Whale watching boats to stay back 200 metres

VANCOUVER (NEWS 1130) – Passengers in whale watching boats off our coast won’t be able to get as close to orcas as they used to.

New rules are coming to ensure no boat comes within 200-metres of southern resident killer whales in Canadian waters.

Fisheries Minister Dominic LeBlanc is promising the new regulations will be in place before the spring.

Washington State has a strict law forcing boats to stay about 200-metres away from the whales at all times. In Canada, the limit is 100-metres and currently it’s a guideline, not a requirement.

Because orcas use sound and echolocation to move about and find their food, environmental groups are looking for regulations that minimize sound pollution in their environment.

There are fewer than 100 southern resident killer whales in the Salish Sea, the series of waterways off the straits of Georgia, Juan de Fuca and Puget Sound.

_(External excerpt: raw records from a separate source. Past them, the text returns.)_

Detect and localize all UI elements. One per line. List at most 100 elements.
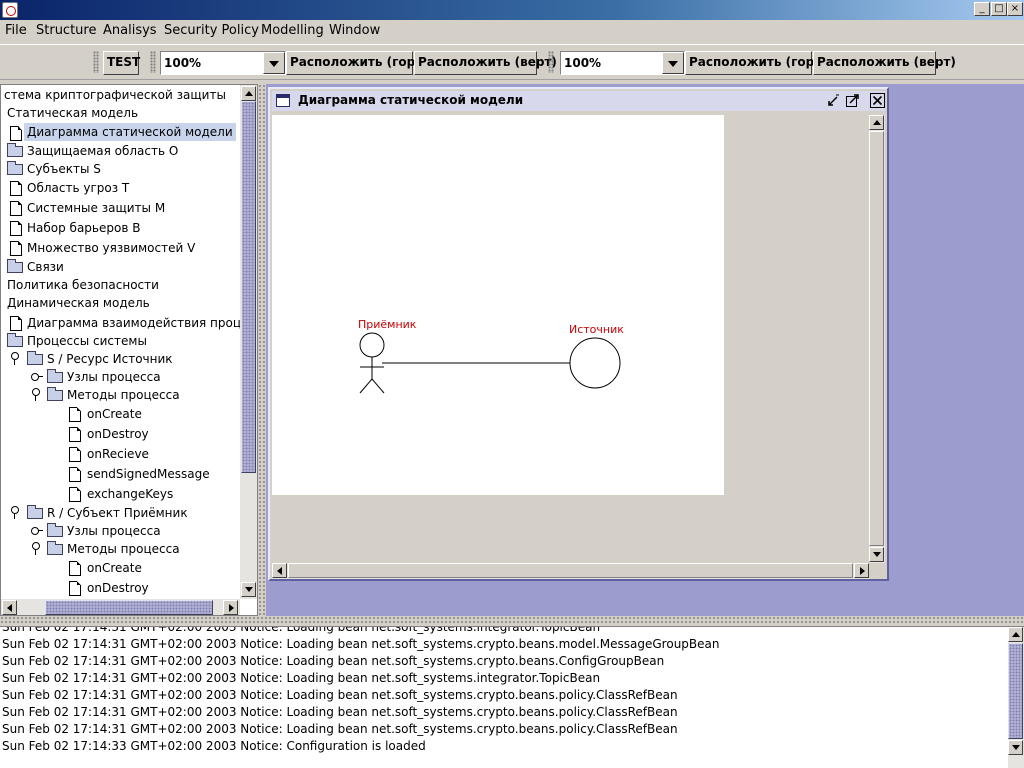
window-title-bar[interactable]: _ □ ×	[0, 0, 1024, 20]
scroll-up-icon[interactable]	[1008, 627, 1023, 642]
scroll-right-icon[interactable]	[854, 563, 869, 578]
iconify-icon[interactable]	[826, 93, 841, 108]
tree-item-process-nodes[interactable]: Узлы процесса	[67, 522, 161, 540]
expand-handle-icon[interactable]	[31, 388, 40, 402]
scroll-thumb[interactable]	[1008, 643, 1023, 739]
scroll-thumb[interactable]	[869, 131, 884, 546]
tree-item-method[interactable]: onDestroy	[87, 579, 149, 597]
toolbar-grip[interactable]	[93, 51, 99, 73]
menu-analisys[interactable]: Analisys	[103, 23, 157, 38]
vertical-splitter[interactable]	[258, 84, 266, 616]
tree-item-root[interactable]: стема криптографической защиты	[4, 86, 226, 104]
scroll-up-icon[interactable]	[869, 115, 884, 130]
zoom-combo-2[interactable]: 100%	[560, 51, 685, 75]
folder-icon	[47, 369, 63, 383]
folder-icon	[7, 259, 23, 273]
menu-structure[interactable]: Structure	[36, 23, 96, 38]
diagram-vertical-scrollbar[interactable]	[869, 115, 885, 563]
tree-item-process-nodes[interactable]: Узлы процесса	[67, 368, 161, 386]
tree-item-security-policy[interactable]: Политика безопасности	[7, 276, 159, 294]
scroll-right-icon[interactable]	[223, 600, 238, 615]
scroll-thumb[interactable]	[241, 101, 256, 473]
tree-horizontal-scrollbar[interactable]	[1, 599, 240, 615]
tree-item-links[interactable]: Связи	[27, 258, 64, 276]
tree-item-process-methods[interactable]: Методы процесса	[67, 386, 180, 404]
tree-item-interaction-diagram[interactable]: Диаграмма взаимодействия процесс	[27, 314, 257, 332]
menu-security-policy[interactable]: Security Policy	[164, 23, 259, 38]
tree-item-protected-area[interactable]: Защищаемая область O	[27, 142, 178, 160]
tree-item-barriers[interactable]: Набор барьеров B	[27, 219, 140, 237]
expand-handle-icon[interactable]	[10, 506, 19, 520]
log-panel: Sun Feb 02 17:14:31 GMT+02:00 2003 Notic…	[0, 626, 1024, 768]
document-icon	[10, 126, 22, 141]
app-icon[interactable]	[2, 2, 18, 18]
log-line: Sun Feb 02 17:14:31 GMT+02:00 2003 Notic…	[2, 722, 678, 736]
menu-modelling[interactable]: Modelling	[261, 23, 324, 38]
toolbar-grip[interactable]	[150, 51, 156, 73]
tree-item-system-protections[interactable]: Системные защиты M	[27, 199, 165, 217]
tree-item-subjects[interactable]: Субъекты S	[27, 160, 101, 178]
tree-item-static-diagram[interactable]: Диаграмма статической модели	[24, 123, 236, 141]
tree-item-dynamic-model[interactable]: Динамическая модель	[7, 294, 150, 312]
folder-icon	[7, 161, 23, 175]
tree-item-process-receiver[interactable]: R / Субъект Приёмник	[47, 504, 188, 522]
tree-item-method[interactable]: exchangeKeys	[87, 485, 173, 503]
log-vertical-scrollbar[interactable]	[1008, 627, 1024, 768]
minimize-button[interactable]: _	[974, 2, 990, 16]
tree-item-vulnerabilities[interactable]: Множество уязвимостей V	[27, 239, 195, 257]
chevron-down-icon[interactable]	[263, 52, 285, 74]
menu-window[interactable]: Window	[329, 23, 380, 38]
zoom-combo-1[interactable]: 100%	[160, 51, 286, 75]
diagram-viewport: Приёмник Источник	[272, 115, 868, 563]
close-button[interactable]: ×	[1007, 2, 1023, 16]
actor-receiver[interactable]	[359, 332, 385, 394]
resource-source-circle[interactable]	[569, 337, 621, 389]
diagram-canvas[interactable]: Приёмник Источник	[272, 115, 724, 495]
tree-item-threats[interactable]: Область угроз T	[27, 179, 129, 197]
arrange-horizontal-button[interactable]: Расположить (гориз)	[685, 51, 835, 75]
tree-item-method[interactable]: onDestroy	[87, 425, 149, 443]
chevron-down-icon[interactable]	[662, 52, 684, 74]
scroll-thumb[interactable]	[288, 563, 853, 578]
folder-icon	[27, 351, 43, 365]
menu-file[interactable]: File	[5, 23, 27, 38]
arrange-vertical-button[interactable]: Расположить (верт)	[813, 51, 956, 75]
toolbar-grip[interactable]	[548, 51, 554, 73]
arrange-vertical-button[interactable]: Расположить (верт)	[414, 51, 557, 75]
scroll-up-icon[interactable]	[241, 86, 256, 101]
tree-vertical-scrollbar[interactable]	[240, 85, 257, 599]
scroll-down-icon[interactable]	[869, 547, 884, 562]
document-icon	[10, 221, 22, 236]
window-icon	[276, 94, 290, 107]
close-icon[interactable]	[870, 93, 885, 108]
tree-item-system-processes[interactable]: Процессы системы	[27, 332, 147, 350]
expand-handle-icon[interactable]	[31, 542, 40, 556]
tree-item-method[interactable]: sendSignedMessage	[87, 465, 210, 483]
collapsed-handle-icon[interactable]	[31, 373, 43, 381]
expand-handle-icon[interactable]	[10, 352, 19, 366]
scroll-left-icon[interactable]	[272, 563, 287, 578]
tree-item-process-source[interactable]: S / Ресурс Источник	[47, 350, 173, 368]
scroll-left-icon[interactable]	[2, 600, 17, 615]
maximize-button[interactable]: □	[991, 2, 1007, 16]
scroll-down-icon[interactable]	[241, 582, 256, 597]
tree-item-process-methods[interactable]: Методы процесса	[67, 540, 180, 558]
maximize-icon[interactable]	[845, 93, 860, 108]
arrange-horizontal-button[interactable]: Расположить (гориз)	[286, 51, 436, 75]
scroll-down-icon[interactable]	[1008, 740, 1023, 755]
test-button[interactable]: TEST	[103, 51, 140, 75]
close-icon: ×	[1010, 3, 1020, 14]
horizontal-splitter[interactable]	[0, 616, 1024, 624]
collapsed-handle-icon[interactable]	[31, 527, 43, 535]
document-icon	[69, 407, 81, 422]
tree-item-method[interactable]: onCreate	[87, 559, 142, 577]
tree-item-static-model[interactable]: Статическая модель	[7, 104, 138, 122]
document-icon	[69, 561, 81, 576]
tree-item-method[interactable]: onRecieve	[87, 445, 149, 463]
log-line: Sun Feb 02 17:14:31 GMT+02:00 2003 Notic…	[2, 654, 665, 668]
diagram-horizontal-scrollbar[interactable]	[272, 563, 869, 579]
scroll-thumb[interactable]	[45, 600, 213, 615]
document-icon	[10, 201, 22, 216]
tree-item-method[interactable]: onCreate	[87, 405, 142, 423]
diagram-window-title-bar[interactable]: Диаграмма статической модели	[272, 91, 885, 111]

“We hope this is the first step in urgent actions to come,” says Rachael Merrett, species protection coordinator with the Georgia Strait Alliance.

“Specifically for the southern resident killer whales it’s a dire situation, given there are only 76 left. They are in bad shape.”

She says action has to be taken on other fronts as well, if the orcas are to be saved.

“They are also facing a lack of abundance and availability of their primary prey which is Chinook salmon. Other vessel noise and disturbances are another problem. And we have to address toxic contamination loads in the marine environment,” she notes.

Merrett says if things don’t change, extinction of the local species is entirely possible.